Not everyone agrees. Indeed, in his intelligent survey of British and Continental socialism, Jean-Marie Colombani thinks the opposite. For the rédacteur-en-chef of Le Monde. ‘ideas, values and concepts’ are today moving from one political camp to another. How conflicts will crystallise, and which idea will end up in what camp seems to him quite moot. And rightly so. Metaphors thrive on contradiction, but from time to time they also decompose from sheer irrelevance. It is a striking fact that the two most powerful French myths of Right and Left (Catholicism and proletarian revolutionism) have simultaneously collapsed before our very eyes. Left and Right subsist, of course, in Paris especially, but often as clientelistic groupings whose first function is to determine who gets what state job.

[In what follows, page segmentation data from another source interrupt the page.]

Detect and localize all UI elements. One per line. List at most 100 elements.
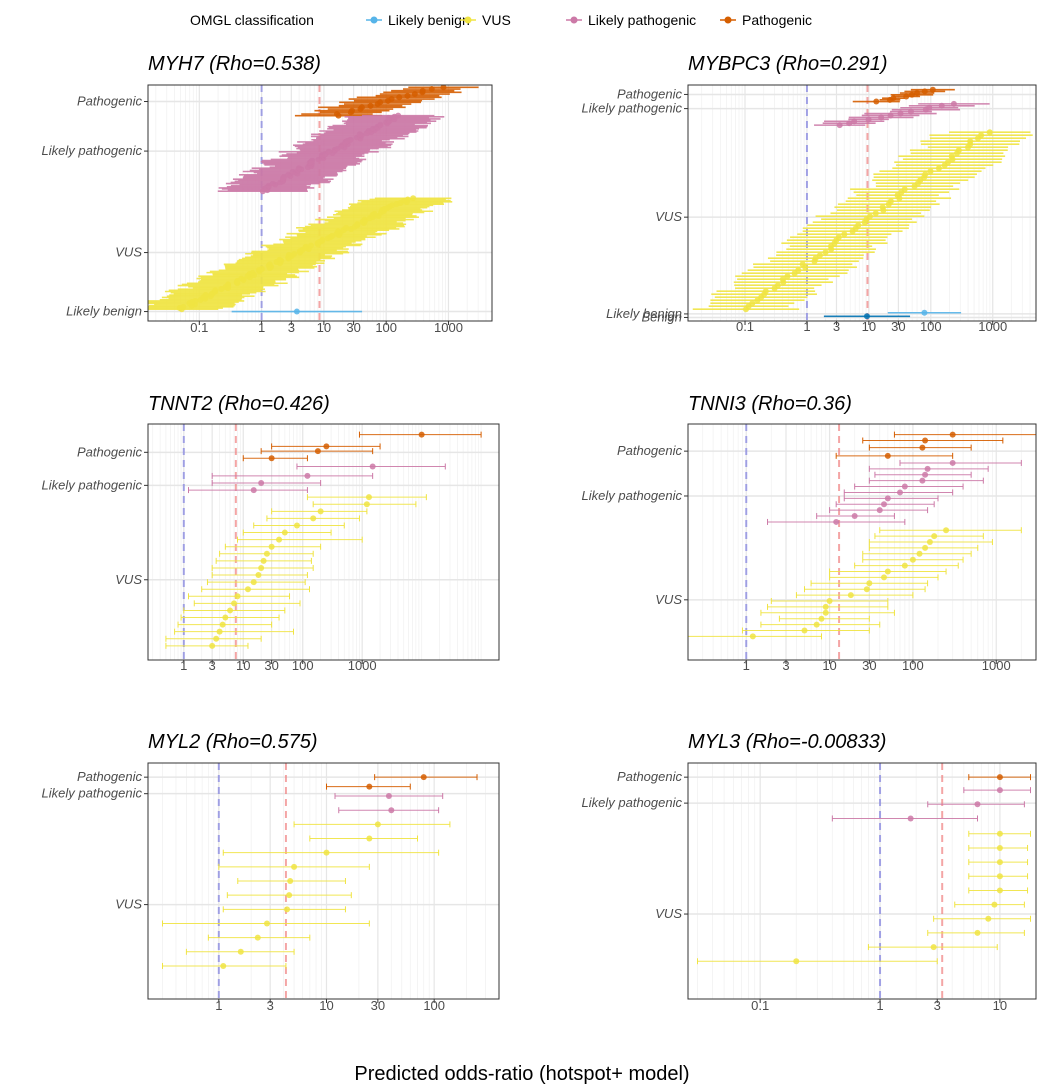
y-category-label: Likely pathogenic: [582, 488, 683, 503]
x-tick-label: 100: [375, 320, 397, 335]
data-point: [924, 465, 931, 472]
y-category-label: Likely pathogenic: [42, 786, 143, 801]
data-point: [784, 273, 791, 280]
legend-label: Likely pathogenic: [588, 12, 696, 28]
legend-label: Likely benign: [388, 12, 470, 28]
data-point: [950, 100, 957, 107]
data-point: [365, 494, 372, 501]
x-tick-label: 100: [920, 319, 942, 334]
data-point: [872, 210, 879, 217]
x-tick-label: 3: [782, 658, 789, 673]
y-category-label: Likely benign: [66, 304, 142, 319]
plot-area: [148, 424, 499, 660]
data-point: [876, 507, 883, 514]
data-point: [220, 962, 227, 969]
data-point: [855, 222, 862, 229]
panel-border: [147, 84, 493, 322]
data-point: [907, 815, 914, 822]
data-point: [369, 463, 376, 470]
data-point: [879, 204, 886, 211]
data-point: [250, 487, 257, 494]
data-point: [323, 443, 330, 450]
y-category-label: Pathogenic: [617, 769, 683, 784]
data-point: [293, 308, 300, 315]
y-category-label: Pathogenic: [617, 86, 683, 101]
data-point: [863, 313, 870, 320]
data-point: [268, 455, 275, 462]
panel: MYL2 (Rho=0.575) 1 3 10 30 100 Pathogenic Likel…: [42, 731, 500, 1013]
x-tick-label: 3: [209, 658, 216, 673]
data-point: [909, 556, 916, 563]
data-point: [258, 480, 265, 486]
x-axis-title: Predicted odds-ratio (hotspot+ model): [354, 1063, 689, 1085]
data-layer: [688, 431, 1036, 640]
panel-title: TNNT2 (Rho=0.426): [148, 393, 330, 415]
x-tick-label: 10: [236, 658, 250, 673]
data-point: [922, 171, 929, 178]
data-point: [410, 195, 417, 202]
data-point: [813, 621, 820, 628]
x-tick-label: 3: [833, 319, 840, 334]
data-point: [440, 85, 447, 91]
data-point: [812, 255, 819, 262]
panel-title: TNNI3 (Rho=0.36): [688, 393, 852, 415]
data-point: [254, 934, 261, 941]
data-point: [258, 564, 265, 571]
data-point: [227, 607, 234, 614]
data-point: [779, 276, 786, 283]
data-point: [919, 477, 926, 484]
data-point: [996, 887, 1003, 894]
data-point: [826, 598, 833, 604]
data-point: [284, 906, 291, 913]
data-point: [263, 920, 270, 927]
data-point: [916, 550, 923, 557]
data-point: [420, 774, 427, 781]
data-point: [841, 231, 848, 238]
data-point: [833, 518, 840, 525]
y-category-label: VUS: [655, 906, 682, 921]
legend-item: Pathogenic: [720, 12, 812, 28]
data-point: [847, 592, 854, 599]
data-point: [388, 807, 395, 814]
data-point: [884, 495, 891, 502]
data-point: [884, 568, 891, 575]
data-point: [985, 915, 992, 922]
data-point: [263, 550, 270, 557]
data-point: [801, 627, 808, 634]
panel-border: [687, 423, 1037, 661]
y-category-label: Pathogenic: [617, 443, 683, 458]
data-point: [835, 234, 842, 241]
data-point: [931, 533, 938, 540]
data-point: [887, 198, 894, 205]
data-point: [268, 543, 275, 550]
legend-label: Pathogenic: [742, 12, 812, 28]
data-point: [948, 153, 955, 160]
data-point: [974, 929, 981, 936]
data-point: [250, 579, 257, 586]
panel-border: [147, 762, 500, 1000]
legend-title: OMGL classification: [190, 12, 314, 28]
legend-item: Likely benign: [366, 12, 470, 28]
legend-label: VUS: [482, 12, 511, 28]
x-tick-label: 1: [876, 998, 883, 1013]
y-category-label: VUS: [115, 572, 142, 587]
data-point: [314, 448, 321, 455]
panel-border: [687, 84, 1037, 322]
data-point: [922, 544, 929, 551]
data-point: [901, 483, 908, 490]
data-point: [363, 501, 370, 508]
data-point: [793, 958, 800, 965]
y-category-label: Likely benign: [606, 306, 682, 321]
data-point: [955, 147, 962, 154]
data-point: [222, 614, 229, 621]
panel: MYL3 (Rho=-0.00833) 0.1 1 3 10 Pathogenic Like…: [582, 731, 1037, 1013]
y-category-label: Likely pathogenic: [582, 795, 683, 810]
data-point: [244, 586, 251, 593]
legend: OMGL classification Likely benign VUS Like…: [190, 12, 812, 28]
plot-area: [688, 763, 1036, 999]
data-point: [366, 783, 373, 790]
data-point: [863, 586, 870, 593]
data-point: [978, 132, 985, 139]
data-point: [901, 562, 908, 569]
legend-key-dot: [464, 16, 472, 24]
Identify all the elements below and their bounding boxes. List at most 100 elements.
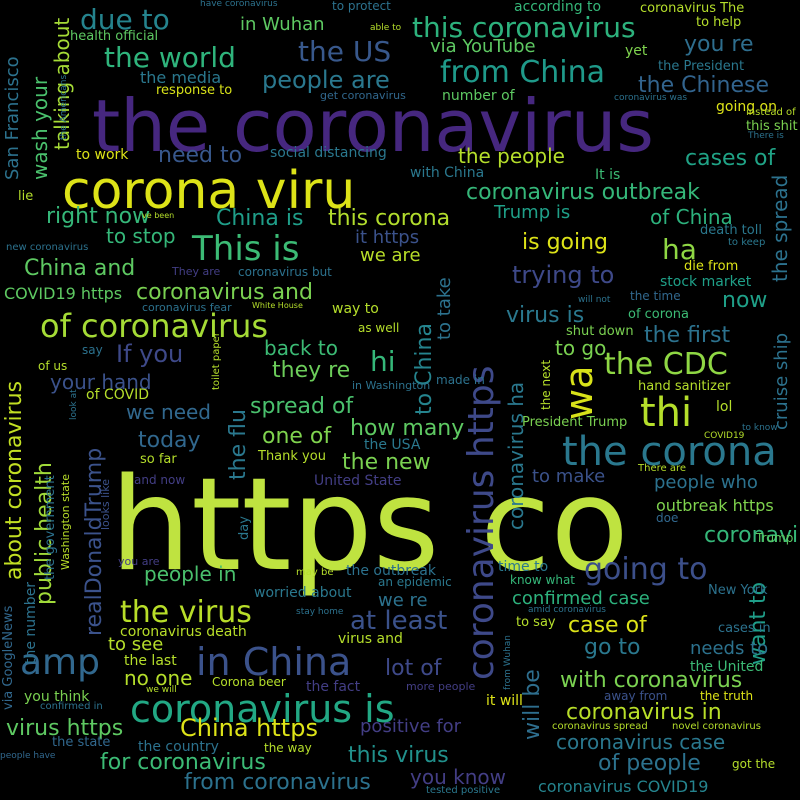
word-covid19-https: COVID19 https (4, 284, 123, 303)
word-wash-your: wash your (28, 76, 52, 180)
word-death-toll: death toll (700, 223, 762, 238)
word-doe: coronavirus to (704, 523, 800, 548)
word-from-china: from China (440, 55, 606, 90)
word-stock-market: stock market (660, 274, 752, 290)
word-the-number: the number (23, 581, 39, 664)
word-the-us: the US (298, 35, 392, 68)
word-white-house: White House (252, 301, 303, 310)
word-amid-coronavirus: amid coronavirus (528, 605, 606, 615)
word-lie: lie (18, 189, 34, 204)
word-you-think: you think (24, 689, 90, 705)
word-realdonaldtrump: realDonaldTrump (82, 447, 107, 636)
word-need-to: need to (158, 143, 243, 168)
word-looks-like: looks like (99, 479, 112, 530)
word-coronavirus-https: coronavirus https (461, 365, 502, 680)
word-how-many: how many (350, 416, 465, 441)
word-coronavirus-in: coronavirus in (566, 700, 722, 725)
word-your-hand: your hand (50, 370, 152, 394)
word-wa: wa (557, 365, 601, 420)
word-spread-of: spread of (250, 394, 354, 419)
word-coronavirus-ha: coronavirus ha (504, 381, 528, 530)
word-cases-of: cases of (685, 146, 776, 171)
word-the-virus: the virus (120, 595, 252, 630)
word-the-time: the time (630, 289, 681, 303)
word-the-flu: the flu (226, 409, 251, 480)
word-number-of: number of (442, 88, 515, 104)
word-time-to: time to (498, 559, 549, 575)
word-virus-is: virus is (506, 303, 585, 328)
word-look-at: look at (69, 389, 79, 420)
word-of-corona: of corona (628, 307, 689, 322)
word-of-china: of China (650, 205, 733, 229)
word-coronavirus-to: doe (656, 511, 679, 525)
word-needs-to: needs to (690, 638, 769, 659)
word-got-the: got the (732, 757, 776, 771)
word-coronavirus-covid19: coronavirus COVID19 (538, 777, 709, 796)
word-lol: lol (716, 399, 733, 415)
word-for-coronavirus: for coronavirus (100, 750, 266, 775)
word-made-in: made in (436, 373, 485, 387)
word-the-cdc: the CDC (604, 347, 728, 382)
word-the-first: the first (644, 323, 731, 348)
word-people-who: people who (654, 472, 758, 493)
word-the-americans: the Americans (59, 74, 69, 140)
word-corona-viru: corona viru (62, 161, 356, 221)
word-to-protect: to protect (332, 0, 391, 13)
word-the-last: the last (124, 653, 177, 669)
word-as-well: as well (358, 321, 400, 335)
word-to-work: to work (76, 147, 129, 163)
word-china-is: China is (216, 206, 304, 231)
word-virus-and: virus and (338, 631, 403, 647)
word-way-to: way to (332, 301, 379, 317)
word-new-coronavirus: new coronavirus (6, 242, 89, 253)
word-stay-home: stay home (296, 607, 344, 617)
word-social-distancing: social distancing (270, 145, 387, 161)
word-with-china: with China (410, 165, 485, 181)
word-to-make: to make (532, 466, 606, 487)
word-hand-sanitizer: hand sanitizer (638, 379, 731, 394)
word-go-to: go to (584, 635, 641, 660)
word-now: now (722, 288, 768, 313)
word-hi: hi (370, 345, 396, 378)
word-about-coronavirus: about coronavirus (2, 380, 27, 580)
word-the-president: the President (658, 59, 745, 74)
word-this-shit: this shit (746, 119, 798, 134)
word-this-virus: this virus (348, 743, 449, 768)
word-worried-about: worried about (254, 585, 352, 601)
word-you-are: you are (118, 555, 160, 568)
word-with-coronavirus: with coronavirus (560, 668, 743, 693)
word-shut-down: shut down (566, 324, 634, 339)
word-the-way: the way (264, 741, 312, 755)
word-at-least: at least (350, 606, 448, 636)
word-we-will: we will (146, 685, 177, 695)
word-this-coronavirus: this coronavirus (412, 11, 636, 44)
word-china-https: China https (180, 714, 318, 742)
word-an-epidemic: an epidemic (378, 575, 452, 589)
word-there-is: There is (748, 131, 784, 141)
word-coronavirus-was: coronavirus was (614, 93, 688, 103)
word-in-wuhan: in Wuhan (240, 14, 325, 35)
word-of-coronavirus: of coronavirus (40, 307, 269, 345)
word-people-in: people in (144, 562, 237, 586)
word-coronavirus-spread: coronavirus spread (552, 721, 648, 732)
word-in-china: in China (196, 640, 352, 684)
word-president-trump: President Trump (522, 415, 628, 430)
word-coronavirus-but: coronavirus but (238, 265, 332, 279)
word-from-wuhan: from Wuhan (503, 634, 513, 690)
word-the-usa: the USA (364, 437, 421, 453)
word-know-what: know what (510, 573, 576, 587)
word-due-to: due to (80, 3, 170, 36)
word-via-youtube: via YouTube (430, 36, 536, 57)
word-the-truth: the truth (700, 689, 754, 703)
word-confirmed-in: confirmed in (40, 701, 103, 712)
word-is-going: is going (522, 230, 609, 255)
word-covid19: COVID19 (704, 431, 745, 441)
word-china-and: China and (24, 256, 136, 281)
word-coronavirus-outbreak: coronavirus outbreak (466, 180, 700, 205)
word-according-to: according to (514, 0, 602, 15)
word-to-keep: to keep (728, 237, 766, 248)
word-we-are: we are (360, 245, 421, 266)
word-the-government: the government (43, 475, 58, 580)
word-people-have: people have (0, 751, 56, 761)
word-we-need: we need (126, 400, 211, 424)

Similarly, the overarching myths of Frenchness that encompass memories of both Right and Left are, like Simone Signoret’s nostalgia, not what they used to be, even if the cult of a national, public space survives vestigially. The, grands projets are there to prove it: the Grand Louvre and the new Bibliothèque de France are much to be admired. But they are also cold, art-of-the-state machines, as troubling (symbolically) as they are ennobling. Much of French public life today seems faintly decentred. From 1789 to our own day, the French assumed their history to be the matrix of world history: 1789, 1848 and 1871 were not merely moments of the history of France, but also universal landmarks – Marx, a German Jew, and Tocqueville, a Norman noble, could agree on that if on nothing else. But the flow of historical energy between France and the world has been reversed. The terms of the debates in which the great issues of French public life are set today (multiculturalism, the widening scope of civil society, the nature of the French Rechtstaat) are borrowed from other, non-revolutionary polities. Symptomatically, after having in the past, like America, successfully absorbed millions of immigrants, the French today are unprecedentedly disturbed by both foreignness and foreigners, not excluding those closest to them; the argument for building Europe that they find most convincing is that it irrevocably fetters their feared German partners. Symptomatically again, France’s historical legacy is perhaps less strongly felt – and known – today than it has been since France was first invented, in part because it is impossible to sustain public memories without the complicity of public schools, but also because the post-Revolutionary myths which are Gildea’s subject have lost their mesmerising power. ‘La Révolution est finie’: it was premature for Barnave in 1791 and Bonaparte in 1799 to think so, but now that the demise of the Revolutionary myth has finally come to pass, the French are puzzled.
Their great historical task today is to renew a secular, revolutionary, Jacobinical and pristine definition of the Republican myth. It is important for themselves and for Europe that they should succeed. The coming alternative to a revivified Republican tradition is a kind of national populism. ‘Fascism with a human face’, a means of governance foreshadowed by figures as varied as Philippe de Villiers, Oliver North and Berlusconi. It matters to us all that French political traditions should continue to provide the answers they once did; but contrary to what Gildea believes, that does not seem to be on the cards today.